Query Selectors & Projection

Query Selectors

Comparison

Logical

Element

Evaluation Operators

Array

Comments

Geospatial(special)

Projections Operators

  1. $
  2. $elemMatch
  3. $meta
  4. $slice

Projection

Understanding Cursors

When we use find() can get the all data like 100 million

It can reduce if we include a query.

Here cursors a pointer. cursor request batch to the server every time to get that data.

If have a query that meets 1000 documents, but let's say you have a website where you only display 10 items, let's say 10 products you fetched at a time anyways, then there is no need to load all thousand results that matched your query right at the start. Instead, you would only fetch the first 10, display them on the screen and then go ahead and fetch the next 10, when the user navigated to the next page or anything like that. This is the idea behind a cursor.

> use movieData
> db.movies.find().count()
240

Basically it returns 20 elements

db.movies.find().pretty()
// type it for more
> it

Get exactly one document, because next() gives the next document.

db.movies.find().next() => giving this command will return the same document over and over as it works from scratch(from first) every time.

> db.movies.find().next()

We can use JavaScript syntax in the mongo shell(We will get documents one by one as we stored them)

> const dataCursor = db.movies.find()
> dataCursor.next() => first element
> dataCursor.next() => second element

printjson() is a mongo shell function that helps to print something into shell it fetched all documents(so it will not return cursor)

dataCursor.forEach(document => {printjson(document)})

Check have any next value

dataCursor.hasNext()

Fetching data with sort(), One means ascending

db.movies.find().sort({'rating.average': 1}).pretty()

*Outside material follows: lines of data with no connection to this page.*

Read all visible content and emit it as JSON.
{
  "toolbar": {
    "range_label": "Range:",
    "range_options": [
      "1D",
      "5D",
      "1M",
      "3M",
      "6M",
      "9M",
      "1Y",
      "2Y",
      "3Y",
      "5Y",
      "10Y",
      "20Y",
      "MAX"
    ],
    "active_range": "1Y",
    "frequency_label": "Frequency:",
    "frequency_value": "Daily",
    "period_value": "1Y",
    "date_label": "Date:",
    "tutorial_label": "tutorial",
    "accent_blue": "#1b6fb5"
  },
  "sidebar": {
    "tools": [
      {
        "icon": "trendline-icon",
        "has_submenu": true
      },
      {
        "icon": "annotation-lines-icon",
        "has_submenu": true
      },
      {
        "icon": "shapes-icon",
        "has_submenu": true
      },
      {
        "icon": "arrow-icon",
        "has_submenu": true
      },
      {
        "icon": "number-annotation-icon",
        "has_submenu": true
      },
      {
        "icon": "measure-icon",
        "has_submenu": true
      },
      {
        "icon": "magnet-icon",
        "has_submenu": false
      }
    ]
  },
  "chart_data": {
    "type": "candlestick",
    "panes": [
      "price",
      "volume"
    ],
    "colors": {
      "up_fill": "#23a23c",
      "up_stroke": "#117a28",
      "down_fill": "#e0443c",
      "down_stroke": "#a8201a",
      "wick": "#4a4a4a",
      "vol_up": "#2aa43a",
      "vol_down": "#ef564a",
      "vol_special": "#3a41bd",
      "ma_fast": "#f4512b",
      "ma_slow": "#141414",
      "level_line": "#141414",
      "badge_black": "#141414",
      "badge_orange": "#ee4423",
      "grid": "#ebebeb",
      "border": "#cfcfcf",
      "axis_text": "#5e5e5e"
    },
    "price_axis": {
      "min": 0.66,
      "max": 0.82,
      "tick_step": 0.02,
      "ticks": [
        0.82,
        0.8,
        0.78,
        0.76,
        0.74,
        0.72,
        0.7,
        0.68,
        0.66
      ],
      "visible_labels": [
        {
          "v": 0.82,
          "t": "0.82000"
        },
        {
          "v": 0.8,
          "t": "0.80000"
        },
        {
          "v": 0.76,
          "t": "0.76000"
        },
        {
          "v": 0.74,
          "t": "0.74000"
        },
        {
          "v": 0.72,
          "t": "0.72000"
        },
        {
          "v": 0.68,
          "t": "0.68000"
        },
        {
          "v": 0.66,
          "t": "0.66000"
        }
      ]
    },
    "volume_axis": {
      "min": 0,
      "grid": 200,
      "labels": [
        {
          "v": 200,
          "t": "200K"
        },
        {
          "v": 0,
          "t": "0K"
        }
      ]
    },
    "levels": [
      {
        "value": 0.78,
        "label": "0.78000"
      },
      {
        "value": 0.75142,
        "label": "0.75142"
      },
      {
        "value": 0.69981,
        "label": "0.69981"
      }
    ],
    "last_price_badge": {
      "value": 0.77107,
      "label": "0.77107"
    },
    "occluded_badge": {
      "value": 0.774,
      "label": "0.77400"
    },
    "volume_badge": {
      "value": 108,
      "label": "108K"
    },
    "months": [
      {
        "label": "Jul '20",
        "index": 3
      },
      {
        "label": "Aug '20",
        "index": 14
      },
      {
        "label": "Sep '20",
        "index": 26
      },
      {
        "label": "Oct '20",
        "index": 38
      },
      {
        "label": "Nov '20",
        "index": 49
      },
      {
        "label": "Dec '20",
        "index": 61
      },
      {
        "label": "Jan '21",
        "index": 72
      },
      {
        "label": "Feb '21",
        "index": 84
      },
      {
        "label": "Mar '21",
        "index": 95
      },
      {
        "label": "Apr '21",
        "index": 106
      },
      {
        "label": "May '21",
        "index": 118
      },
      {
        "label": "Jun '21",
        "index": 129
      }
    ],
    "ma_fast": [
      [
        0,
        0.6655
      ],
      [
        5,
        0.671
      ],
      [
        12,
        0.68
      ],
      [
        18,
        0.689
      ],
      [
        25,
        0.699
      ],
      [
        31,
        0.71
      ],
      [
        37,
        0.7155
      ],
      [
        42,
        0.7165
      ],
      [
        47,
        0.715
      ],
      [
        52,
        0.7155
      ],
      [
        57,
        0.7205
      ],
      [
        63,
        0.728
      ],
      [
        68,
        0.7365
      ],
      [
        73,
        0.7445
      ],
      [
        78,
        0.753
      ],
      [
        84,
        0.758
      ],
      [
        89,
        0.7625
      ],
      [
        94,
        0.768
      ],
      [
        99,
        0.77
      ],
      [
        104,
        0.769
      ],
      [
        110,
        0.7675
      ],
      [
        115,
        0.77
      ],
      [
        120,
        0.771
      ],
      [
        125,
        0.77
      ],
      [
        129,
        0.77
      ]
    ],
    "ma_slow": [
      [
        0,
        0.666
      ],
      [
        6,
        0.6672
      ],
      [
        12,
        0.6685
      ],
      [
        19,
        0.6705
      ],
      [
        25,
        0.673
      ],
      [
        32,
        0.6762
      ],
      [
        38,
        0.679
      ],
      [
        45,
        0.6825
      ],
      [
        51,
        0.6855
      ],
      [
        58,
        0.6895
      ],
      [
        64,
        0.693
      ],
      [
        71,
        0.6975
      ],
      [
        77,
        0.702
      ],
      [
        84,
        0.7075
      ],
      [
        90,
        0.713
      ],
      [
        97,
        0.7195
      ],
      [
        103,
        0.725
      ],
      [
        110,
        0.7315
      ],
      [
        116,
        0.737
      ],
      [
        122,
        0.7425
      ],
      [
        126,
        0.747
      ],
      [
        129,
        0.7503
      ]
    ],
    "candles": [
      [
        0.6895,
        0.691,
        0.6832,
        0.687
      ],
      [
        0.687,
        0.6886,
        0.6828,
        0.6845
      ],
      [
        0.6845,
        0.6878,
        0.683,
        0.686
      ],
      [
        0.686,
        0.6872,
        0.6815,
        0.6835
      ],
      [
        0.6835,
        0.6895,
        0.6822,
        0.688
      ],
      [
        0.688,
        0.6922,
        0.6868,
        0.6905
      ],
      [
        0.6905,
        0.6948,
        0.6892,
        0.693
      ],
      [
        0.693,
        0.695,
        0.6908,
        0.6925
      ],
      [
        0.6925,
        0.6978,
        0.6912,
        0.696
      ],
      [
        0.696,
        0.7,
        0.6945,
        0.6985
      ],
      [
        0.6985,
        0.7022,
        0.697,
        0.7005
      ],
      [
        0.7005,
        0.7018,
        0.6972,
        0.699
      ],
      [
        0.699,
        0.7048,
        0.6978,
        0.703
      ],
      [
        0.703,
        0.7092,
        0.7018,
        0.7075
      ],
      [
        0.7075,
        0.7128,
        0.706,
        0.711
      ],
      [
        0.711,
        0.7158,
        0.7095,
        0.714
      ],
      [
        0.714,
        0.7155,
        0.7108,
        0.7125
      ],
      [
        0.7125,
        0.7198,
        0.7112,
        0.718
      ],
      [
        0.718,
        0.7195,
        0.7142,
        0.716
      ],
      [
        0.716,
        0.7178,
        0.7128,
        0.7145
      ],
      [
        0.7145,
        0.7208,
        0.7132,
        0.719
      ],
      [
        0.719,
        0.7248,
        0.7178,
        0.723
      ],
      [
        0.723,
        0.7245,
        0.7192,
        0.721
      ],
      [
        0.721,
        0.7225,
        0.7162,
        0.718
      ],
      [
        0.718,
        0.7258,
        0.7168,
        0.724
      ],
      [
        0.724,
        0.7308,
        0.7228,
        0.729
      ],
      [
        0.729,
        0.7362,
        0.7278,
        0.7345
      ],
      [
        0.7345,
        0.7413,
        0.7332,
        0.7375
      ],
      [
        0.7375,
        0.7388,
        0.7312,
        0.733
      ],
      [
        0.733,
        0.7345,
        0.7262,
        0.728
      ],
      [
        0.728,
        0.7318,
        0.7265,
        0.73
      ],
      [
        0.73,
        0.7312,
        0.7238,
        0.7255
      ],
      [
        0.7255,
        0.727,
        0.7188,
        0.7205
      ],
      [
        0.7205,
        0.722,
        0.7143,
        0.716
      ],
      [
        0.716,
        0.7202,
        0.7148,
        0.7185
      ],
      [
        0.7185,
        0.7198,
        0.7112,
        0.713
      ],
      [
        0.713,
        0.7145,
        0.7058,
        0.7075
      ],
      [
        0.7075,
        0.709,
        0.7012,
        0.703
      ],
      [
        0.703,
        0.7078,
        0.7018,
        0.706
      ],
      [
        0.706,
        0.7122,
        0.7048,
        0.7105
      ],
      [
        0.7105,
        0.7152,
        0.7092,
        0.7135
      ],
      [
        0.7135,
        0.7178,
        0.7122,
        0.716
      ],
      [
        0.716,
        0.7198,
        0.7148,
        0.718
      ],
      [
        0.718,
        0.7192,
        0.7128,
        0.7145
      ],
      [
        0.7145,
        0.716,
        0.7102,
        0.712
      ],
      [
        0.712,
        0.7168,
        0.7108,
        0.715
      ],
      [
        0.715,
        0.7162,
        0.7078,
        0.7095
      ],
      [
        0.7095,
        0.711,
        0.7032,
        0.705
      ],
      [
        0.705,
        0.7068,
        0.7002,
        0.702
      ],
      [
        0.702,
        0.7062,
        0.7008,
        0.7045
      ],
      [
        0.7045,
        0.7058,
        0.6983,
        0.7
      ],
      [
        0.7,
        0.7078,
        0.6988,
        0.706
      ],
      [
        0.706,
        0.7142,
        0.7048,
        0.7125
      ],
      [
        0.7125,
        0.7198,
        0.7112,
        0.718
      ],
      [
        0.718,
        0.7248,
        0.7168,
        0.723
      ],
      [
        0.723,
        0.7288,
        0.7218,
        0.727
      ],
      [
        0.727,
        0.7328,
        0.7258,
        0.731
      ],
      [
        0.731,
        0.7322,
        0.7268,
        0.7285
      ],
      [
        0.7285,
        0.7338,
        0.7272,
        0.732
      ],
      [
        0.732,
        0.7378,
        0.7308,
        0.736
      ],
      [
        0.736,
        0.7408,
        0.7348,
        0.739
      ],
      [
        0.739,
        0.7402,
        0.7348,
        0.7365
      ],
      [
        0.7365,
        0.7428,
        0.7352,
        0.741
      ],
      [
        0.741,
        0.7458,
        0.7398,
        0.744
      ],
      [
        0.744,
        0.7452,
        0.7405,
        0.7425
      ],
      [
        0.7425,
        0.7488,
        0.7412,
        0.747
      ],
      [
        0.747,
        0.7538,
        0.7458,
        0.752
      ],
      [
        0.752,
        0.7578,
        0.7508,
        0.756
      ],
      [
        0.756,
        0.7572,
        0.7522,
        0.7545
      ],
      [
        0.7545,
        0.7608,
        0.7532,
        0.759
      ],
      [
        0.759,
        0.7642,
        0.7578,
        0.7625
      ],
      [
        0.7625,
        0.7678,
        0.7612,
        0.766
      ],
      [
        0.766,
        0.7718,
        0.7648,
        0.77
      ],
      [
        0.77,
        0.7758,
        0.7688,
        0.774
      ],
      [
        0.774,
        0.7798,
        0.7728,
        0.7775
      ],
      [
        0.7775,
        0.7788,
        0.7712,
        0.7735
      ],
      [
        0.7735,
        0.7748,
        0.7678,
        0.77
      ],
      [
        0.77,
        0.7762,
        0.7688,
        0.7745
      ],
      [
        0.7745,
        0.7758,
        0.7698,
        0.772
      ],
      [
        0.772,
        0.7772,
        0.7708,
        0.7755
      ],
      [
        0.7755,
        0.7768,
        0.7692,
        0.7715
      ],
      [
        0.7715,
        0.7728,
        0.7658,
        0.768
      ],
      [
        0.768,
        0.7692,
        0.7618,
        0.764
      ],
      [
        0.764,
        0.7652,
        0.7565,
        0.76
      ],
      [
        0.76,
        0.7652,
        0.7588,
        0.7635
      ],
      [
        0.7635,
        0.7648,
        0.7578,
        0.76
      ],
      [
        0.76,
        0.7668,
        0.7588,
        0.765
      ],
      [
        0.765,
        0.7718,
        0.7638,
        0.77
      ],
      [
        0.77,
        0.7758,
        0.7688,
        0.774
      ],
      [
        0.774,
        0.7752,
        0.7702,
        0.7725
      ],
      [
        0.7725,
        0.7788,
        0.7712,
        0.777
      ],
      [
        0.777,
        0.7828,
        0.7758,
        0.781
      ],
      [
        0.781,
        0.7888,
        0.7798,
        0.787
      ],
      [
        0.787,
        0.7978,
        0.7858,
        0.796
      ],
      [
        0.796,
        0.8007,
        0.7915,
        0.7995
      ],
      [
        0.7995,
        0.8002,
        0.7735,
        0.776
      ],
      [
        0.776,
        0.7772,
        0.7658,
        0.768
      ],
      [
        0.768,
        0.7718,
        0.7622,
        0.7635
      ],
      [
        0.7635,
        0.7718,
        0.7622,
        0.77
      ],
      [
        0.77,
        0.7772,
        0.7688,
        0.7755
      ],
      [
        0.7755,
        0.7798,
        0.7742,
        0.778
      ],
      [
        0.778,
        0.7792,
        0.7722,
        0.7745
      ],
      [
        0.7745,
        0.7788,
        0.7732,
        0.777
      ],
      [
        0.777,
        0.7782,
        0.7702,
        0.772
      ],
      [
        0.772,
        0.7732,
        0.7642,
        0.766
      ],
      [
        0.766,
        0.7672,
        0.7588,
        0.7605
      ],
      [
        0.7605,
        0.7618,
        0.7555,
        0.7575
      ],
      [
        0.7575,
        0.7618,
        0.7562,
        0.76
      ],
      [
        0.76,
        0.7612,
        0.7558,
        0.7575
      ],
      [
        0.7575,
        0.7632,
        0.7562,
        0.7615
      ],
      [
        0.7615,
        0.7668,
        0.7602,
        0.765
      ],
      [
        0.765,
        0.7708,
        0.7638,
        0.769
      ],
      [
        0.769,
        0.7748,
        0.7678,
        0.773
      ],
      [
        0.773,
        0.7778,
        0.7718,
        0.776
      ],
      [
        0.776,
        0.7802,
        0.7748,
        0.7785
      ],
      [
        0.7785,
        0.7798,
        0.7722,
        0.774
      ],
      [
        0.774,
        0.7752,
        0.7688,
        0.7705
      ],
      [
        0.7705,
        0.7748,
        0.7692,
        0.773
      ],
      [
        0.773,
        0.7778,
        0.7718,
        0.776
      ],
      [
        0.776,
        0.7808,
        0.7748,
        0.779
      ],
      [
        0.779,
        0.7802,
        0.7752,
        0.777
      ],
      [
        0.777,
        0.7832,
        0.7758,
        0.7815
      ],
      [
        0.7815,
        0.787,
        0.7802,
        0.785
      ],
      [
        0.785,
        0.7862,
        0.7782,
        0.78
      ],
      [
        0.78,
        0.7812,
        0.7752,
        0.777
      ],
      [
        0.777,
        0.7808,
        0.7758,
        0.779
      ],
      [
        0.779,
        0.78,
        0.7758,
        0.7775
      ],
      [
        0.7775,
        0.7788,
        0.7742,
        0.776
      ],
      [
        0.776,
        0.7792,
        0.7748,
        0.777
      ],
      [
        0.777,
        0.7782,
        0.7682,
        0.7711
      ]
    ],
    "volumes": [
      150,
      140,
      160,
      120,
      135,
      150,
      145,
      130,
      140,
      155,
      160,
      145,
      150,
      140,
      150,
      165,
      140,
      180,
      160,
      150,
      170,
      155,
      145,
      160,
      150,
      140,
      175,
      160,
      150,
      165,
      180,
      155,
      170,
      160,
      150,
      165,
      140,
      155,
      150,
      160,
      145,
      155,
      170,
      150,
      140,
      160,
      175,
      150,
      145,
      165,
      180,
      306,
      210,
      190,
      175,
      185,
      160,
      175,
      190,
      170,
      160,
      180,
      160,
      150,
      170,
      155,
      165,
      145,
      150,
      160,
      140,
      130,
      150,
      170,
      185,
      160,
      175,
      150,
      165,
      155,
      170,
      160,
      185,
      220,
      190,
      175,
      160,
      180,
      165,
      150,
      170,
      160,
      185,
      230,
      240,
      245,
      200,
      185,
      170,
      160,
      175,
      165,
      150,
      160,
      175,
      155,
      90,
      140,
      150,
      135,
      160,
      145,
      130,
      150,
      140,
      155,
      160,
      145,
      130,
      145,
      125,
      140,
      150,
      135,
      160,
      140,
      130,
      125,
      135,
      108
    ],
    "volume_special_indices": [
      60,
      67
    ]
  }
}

eMinus one mean descending

db.movies.find().sort({'rating.average': -1}).pretty()e

Sort with multiple documents, here first sort the 'rating.average' and if 'rating.average' have the same value into particular indexes and then runtime executes with descending if may exist.

> db.movies.find().sort({'rating.average': 1, runtime: -1}).pretty()

The cursor also works with sort()

> db.movies.find().sort({'rating.average': 1, runtime: -1}).next()

We can skip a certain amount of elements, it is effective in pagination, when we work with pagination on the second page we need data from the 11th element, we can skip the previous 10 elements.

db.movies.find().sort({'rating.average': 1, runtime: -1}).skip(10).pretty()

skip() is used to specify the number of documents to skip at the first time. We can still include limit() limit return the exact number of elements will be retrieved at a time.

db.movies.find().sort({'rating.average': 1,runtime: -1}).skip(100).limit(10).pretty()

Here order does not matter. Order check from right such(previous example) : sort() -> skip() -> limit() . what method we write first, it executes first.